Décollage avec S3A après la sortie de son EP « The Ravist » sur le label Community Center

Dans ce climat plutôt morose, il fallait absolument se remonter le moral en musique. Casque aux oreilles, nous avons donc posé quelques questions pour (re)découvrir le DJ/producteur S3A (Sampling As An Art) à l’occasion de la sortie de son EP « The Ravist » chez Community Center le 12 février dernier.


ItinéraireBis : salut S3A ! Peux-tu te présenter pour ceux ou celles qui ne te connaissent pas encore.

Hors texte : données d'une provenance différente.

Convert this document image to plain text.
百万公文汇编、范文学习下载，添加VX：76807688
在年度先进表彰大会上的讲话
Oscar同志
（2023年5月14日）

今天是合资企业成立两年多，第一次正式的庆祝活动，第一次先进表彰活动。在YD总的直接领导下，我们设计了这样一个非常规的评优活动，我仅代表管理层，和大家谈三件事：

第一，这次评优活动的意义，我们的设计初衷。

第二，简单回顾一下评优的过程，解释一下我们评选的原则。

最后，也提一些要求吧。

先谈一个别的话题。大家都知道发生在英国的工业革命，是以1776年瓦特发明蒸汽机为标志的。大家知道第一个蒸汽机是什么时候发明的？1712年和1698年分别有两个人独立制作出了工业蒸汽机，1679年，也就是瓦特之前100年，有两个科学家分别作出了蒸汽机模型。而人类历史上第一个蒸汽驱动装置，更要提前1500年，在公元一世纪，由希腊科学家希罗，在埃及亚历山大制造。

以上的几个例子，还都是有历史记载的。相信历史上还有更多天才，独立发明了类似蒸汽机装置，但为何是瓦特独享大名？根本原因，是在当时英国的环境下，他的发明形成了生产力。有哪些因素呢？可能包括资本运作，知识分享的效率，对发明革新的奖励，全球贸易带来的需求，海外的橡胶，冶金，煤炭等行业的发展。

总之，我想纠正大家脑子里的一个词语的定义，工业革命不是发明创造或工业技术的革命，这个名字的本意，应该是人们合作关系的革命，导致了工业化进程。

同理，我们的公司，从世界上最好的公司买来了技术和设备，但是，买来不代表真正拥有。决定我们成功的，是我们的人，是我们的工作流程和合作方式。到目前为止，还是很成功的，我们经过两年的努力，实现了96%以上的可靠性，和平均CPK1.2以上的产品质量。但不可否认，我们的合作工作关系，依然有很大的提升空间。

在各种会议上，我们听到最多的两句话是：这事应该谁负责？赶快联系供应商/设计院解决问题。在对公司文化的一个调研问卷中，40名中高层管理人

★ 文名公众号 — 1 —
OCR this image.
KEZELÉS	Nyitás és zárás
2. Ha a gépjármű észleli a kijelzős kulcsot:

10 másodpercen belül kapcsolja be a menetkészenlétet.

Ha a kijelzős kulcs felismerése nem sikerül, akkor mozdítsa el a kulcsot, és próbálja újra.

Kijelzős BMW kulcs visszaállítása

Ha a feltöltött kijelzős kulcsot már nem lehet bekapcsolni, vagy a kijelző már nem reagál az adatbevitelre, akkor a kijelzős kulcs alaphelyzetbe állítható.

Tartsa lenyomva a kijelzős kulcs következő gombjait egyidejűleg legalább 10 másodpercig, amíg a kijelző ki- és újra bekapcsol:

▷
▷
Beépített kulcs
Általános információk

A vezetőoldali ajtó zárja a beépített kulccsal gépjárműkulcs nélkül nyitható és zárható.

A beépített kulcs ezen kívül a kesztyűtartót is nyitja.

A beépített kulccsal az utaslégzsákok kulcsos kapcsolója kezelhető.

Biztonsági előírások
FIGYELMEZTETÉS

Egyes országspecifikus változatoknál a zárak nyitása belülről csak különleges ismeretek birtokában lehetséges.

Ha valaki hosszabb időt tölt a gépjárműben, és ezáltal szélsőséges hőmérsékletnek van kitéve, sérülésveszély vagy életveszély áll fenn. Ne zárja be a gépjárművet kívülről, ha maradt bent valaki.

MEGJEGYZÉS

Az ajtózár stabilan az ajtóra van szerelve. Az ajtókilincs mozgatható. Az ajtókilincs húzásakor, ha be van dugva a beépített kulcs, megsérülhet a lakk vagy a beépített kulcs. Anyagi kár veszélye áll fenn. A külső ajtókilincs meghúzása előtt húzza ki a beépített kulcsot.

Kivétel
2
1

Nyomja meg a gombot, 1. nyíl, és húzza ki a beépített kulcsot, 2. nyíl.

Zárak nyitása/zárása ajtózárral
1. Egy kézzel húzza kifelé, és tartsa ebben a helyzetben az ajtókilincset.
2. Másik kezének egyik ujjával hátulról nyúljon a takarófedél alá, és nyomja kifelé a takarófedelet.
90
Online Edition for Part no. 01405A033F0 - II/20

S3A : salut à toutes et à tous, je m’appelle Maxime, j’ai une quarantaine d’années, et je fais de la musique depuis 1996 (pour le DJing, 99 pour la production). Principalement électronique, principalement House, principalement teintée de techno. J’ai été très influencé par la scène anglaise Hardcore, c’est vraiment par là que j’ai commencé mon histoire avec la musique électronique.

En 2011 j’ai construit ce projet S3A, parce que je voulais plus assumer l’autre versant de ma personnalité, celle qui est penchée vers le disco, la funk, la house music en général… j’ai passé mes premières années à aimer le son (dans le sens « ingénieur du son ») et sa violence, et j’ai passé les suivantes à courir après l’autre versant de la musique électronique : les accords. J’ai été résident de Concrete entre 2012 et 2017, et depuis je suis résident au Rex Club.

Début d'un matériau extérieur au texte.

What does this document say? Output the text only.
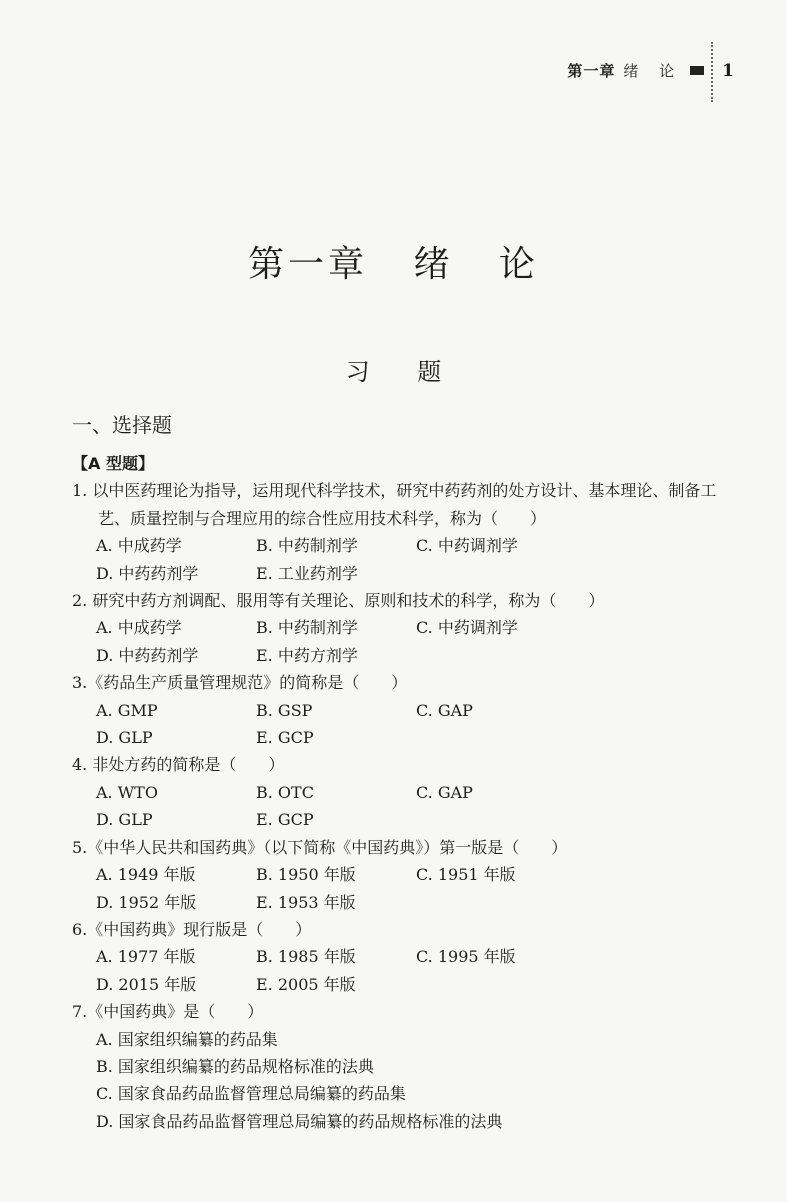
第一章 绪 论 1
第一章 绪 论
习 题
一、选择题
【A 型题】
1. 以中医药理论为指导，运用现代科学技术，研究中药药剂的处方设计、基本理论、制备工艺、质量控制与合理应用的综合性应用技术科学，称为（　　）
A. 中成药学	B. 中药制剂学	C. 中药调剂学
D. 中药药剂学	E. 工业药剂学
2. 研究中药方剂调配、服用等有关理论、原则和技术的科学，称为（　　）
A. 中成药学	B. 中药制剂学	C. 中药调剂学
D. 中药药剂学	E. 中药方剂学
3.《药品生产质量管理规范》的简称是（　　）
A. GMP	B. GSP	C. GAP
D. GLP	E. GCP
4. 非处方药的简称是（　　）
A. WTO	B. OTC	C. GAP
D. GLP	E. GCP
5.《中华人民共和国药典》（以下简称《中国药典》）第一版是（　　）
A. 1949 年版	B. 1950 年版	C. 1951 年版
D. 1952 年版	E. 1953 年版
6.《中国药典》现行版是（　　）
A. 1977 年版	B. 1985 年版	C. 1995 年版
D. 2015 年版	E. 2005 年版
7.《中国药典》是（　　）
A. 国家组织编纂的药品集
B. 国家组织编纂的药品规格标准的法典
C. 国家食品药品监督管理总局编纂的药品集
D. 国家食品药品监督管理总局编纂的药品规格标准的法典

ItinéraireBis : l’actualité est pesante ces derniers temps concernant les domaines de la culture et de l’événementiel depuis l’apparition de ce satané virus. Comment as-tu géré les confinements de ton côté ? Quels ont été tes différents échappatoires ?

S3A : pour être honnête j’ai pensé qu’une pause durant le premier confinement ne fera de mal à personne… Hormis financièrement bien sûr…Et c’est vrai que ça nous a tous permis de réfléchir à ce qu’on voulait faire. Du coup pendant ces trois premiers mois, je me suis remis à faire ce que j’aimais, c’est-à-dire de mixer simplement pour le plaisir dans mon studio. J’ai progressivement agrémenté l’expérience avec deux ou trois caméras, et j’ai fait une petite dizaine de streams différents pour des amis, clubs, organisateurs ou médias.

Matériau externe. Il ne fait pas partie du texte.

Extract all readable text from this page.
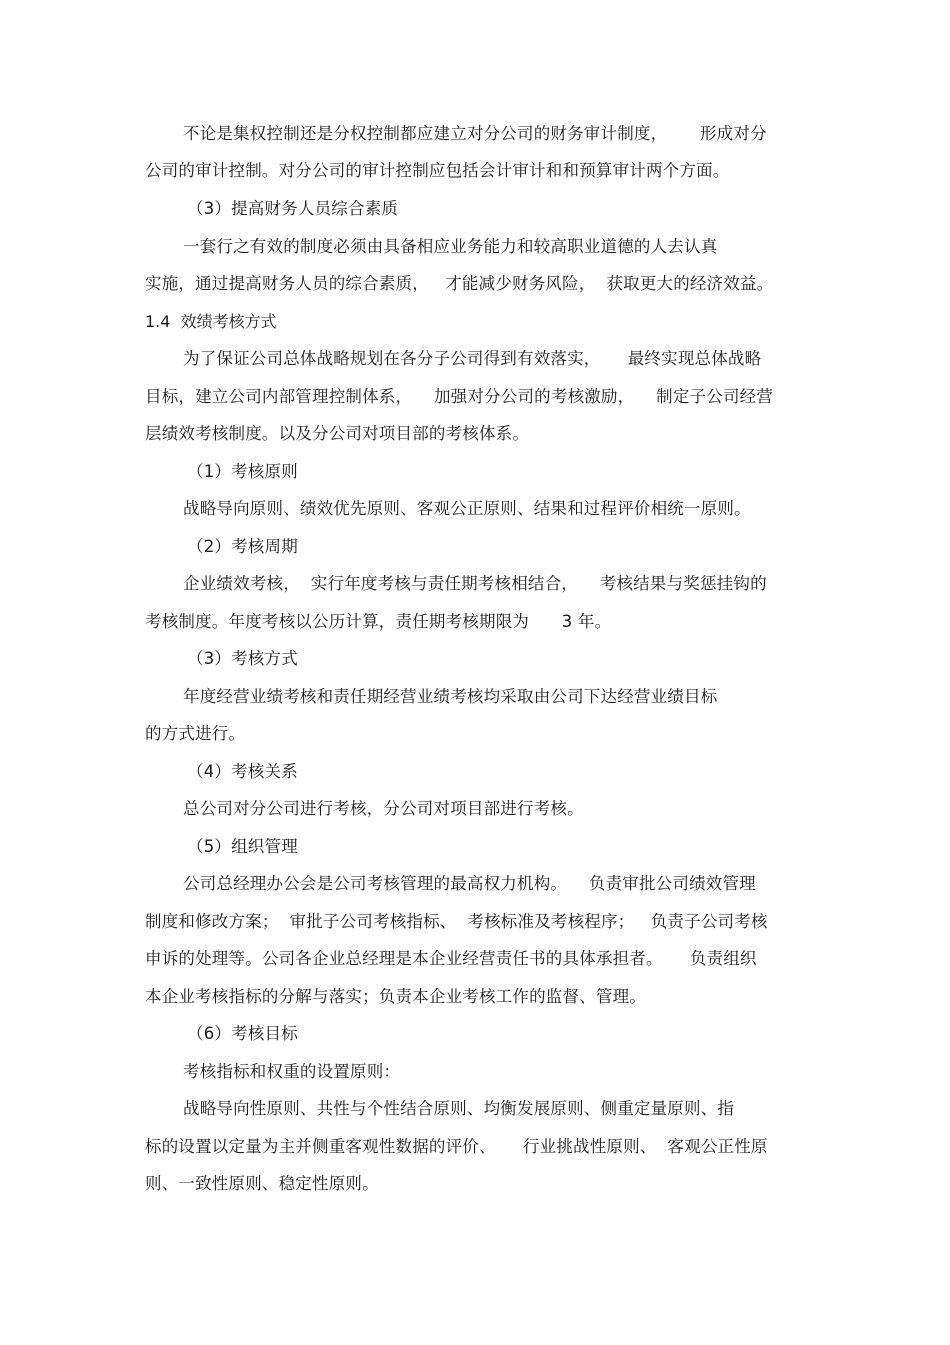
不论是集权控制还是分权控制都应建立对分公司的财务审计制度，      形成对分
公司的审计控制。对分公司的审计控制应包括会计审计和和预算审计两个方面。
（3）提高财务人员综合素质
一套行之有效的制度必须由具备相应业务能力和较高职业道德的人去认真
实施，通过提高财务人员的综合素质，   才能减少财务风险，  获取更大的经济效益。
1.4  效绩考核方式
为了保证公司总体战略规划在各分子公司得到有效落实，     最终实现总体战略
目标，建立公司内部管理控制体系，    加强对分公司的考核激励，    制定子公司经营
层绩效考核制度。以及分公司对项目部的考核体系。
（1）考核原则
战略导向原则、绩效优先原则、客观公正原则、结果和过程评价相统一原则。
（2）考核周期
企业绩效考核，  实行年度考核与责任期考核相结合，    考核结果与奖惩挂钩的
考核制度。年度考核以公历计算，责任期考核期限为      3 年。
（3）考核方式
年度经营业绩考核和责任期经营业绩考核均采取由公司下达经营业绩目标
的方式进行。
（4）考核关系
总公司对分公司进行考核，分公司对项目部进行考核。
（5）组织管理
公司总经理办公会是公司考核管理的最高权力机构。    负责审批公司绩效管理
制度和修改方案；  审批子公司考核指标、  考核标准及考核程序；   负责子公司考核
申诉的处理等。公司各企业总经理是本企业经营责任书的具体承担者。     负责组织
本企业考核指标的分解与落实；负责本企业考核工作的监督、管理。
（6）考核目标
考核指标和权重的设置原则：
战略导向性原则、共性与个性结合原则、均衡发展原则、侧重定量原则、指
标的设置以定量为主并侧重客观性数据的评价、     行业挑战性原则、  客观公正性原
则、一致性原则、稳定性原则。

En juillet, quand nous avons tous cru à une embellie, j’ai recommencé à jouer, et tout s’est très bien passé. Le public était là, les organisateurs étaient contents de me revoir… C’était un peu le retour du bonheur… Ceci étant dit, deux semaines après avoir repris en juillet, je suis parti en vacances pendant un mois, et je n’ai pas repris depuis.

Ce deuxième confinement a été plus compliqué que le premier, il y avait moins de solidarité entre les gens, on a commencé à s’habituer à ce marasme. Clairement il a été un catalyseur, et un accélérateur de tout. Aussi bien des les bonnes choses que des mauvaises. On a tous été mis au pied de notre propre mur… Depuis, j’ai un petit peu perdu le goût de faire de la musique… Je me contente d’hiberner, créer, prendre des news de mes potes, en attendant que ça puisse reprendre… En tout état de cause, c’est bien trop long pour que ça ne nous laisse aucune séquelle.


ItinéraireBis : on sent depuis quelque temps que les jeunes (et certains moins jeunes) veulent de nouveau se réunir pour faire la fête “qu’importe le flacon, pourvu qu’il y ait l’ivresse”. Qu’en penses-tu ? Comment vois-tu l’avenir de la fête et de la scène électronique ?

Quand j’ai repris les dates en juillet, j’avoue que je ne me sentais pas entièrement légitime pour faire faire la fête à des gens qui pouvaient se contaminer, j’avais un peu l’impression que ce serait de ma faute si ça arrivait). Je suis assez sensible à tous les événements qu’on voit, qu’ils soient clandestins ou non… Une partie de moi comprend, parce que j’en ai moi-même envie. L’autre condamne fermement toutes ces personnes, qui, dans le meilleur des cas, reculent le retour à la vie normale des autres.

Je suis en confinement presque depuis février l’année dernière, et hormis mes 15 jours de dates en juillet, une semaine de vacances en août dans un camping à l’air libre, je n’ai pas fait grand-chose. Inutile de dire que de passer d’une cinquantaine de dates par an avec les voyages, et les rencontres que ça implique, à rien, c’est assez douloureux. Financièrement aussi, forcément.

Pour l’avenir de la scène électronique française, je pense qu’il y aura toujours des créateurs, et je suis totalement content pour ça… Mais aujourd’hui je ne peux pas du tout me prononcer sur la suite des clubs, des fêtes : la pause a été trop longue et je crains qu’une bonne partie d’entre nous ait perdu le fil des modes et des goûts….Je vais dire comme tout le monde : il faut juste attendre et voir ce qu’il va se passer. Ce qui est sûr c’est que beaucoup d’acteurs de la scène ont dû se reporter financièrement sur d’autres revenus, avec les changements de vie que ça implique… Et nous ne ferons certainement pas le voyage retour vers la musique/organisation/festival… Je ne sais pas ce qui va se passer, mais je pense vraiment qu’on aura « connu le monde d’avant ».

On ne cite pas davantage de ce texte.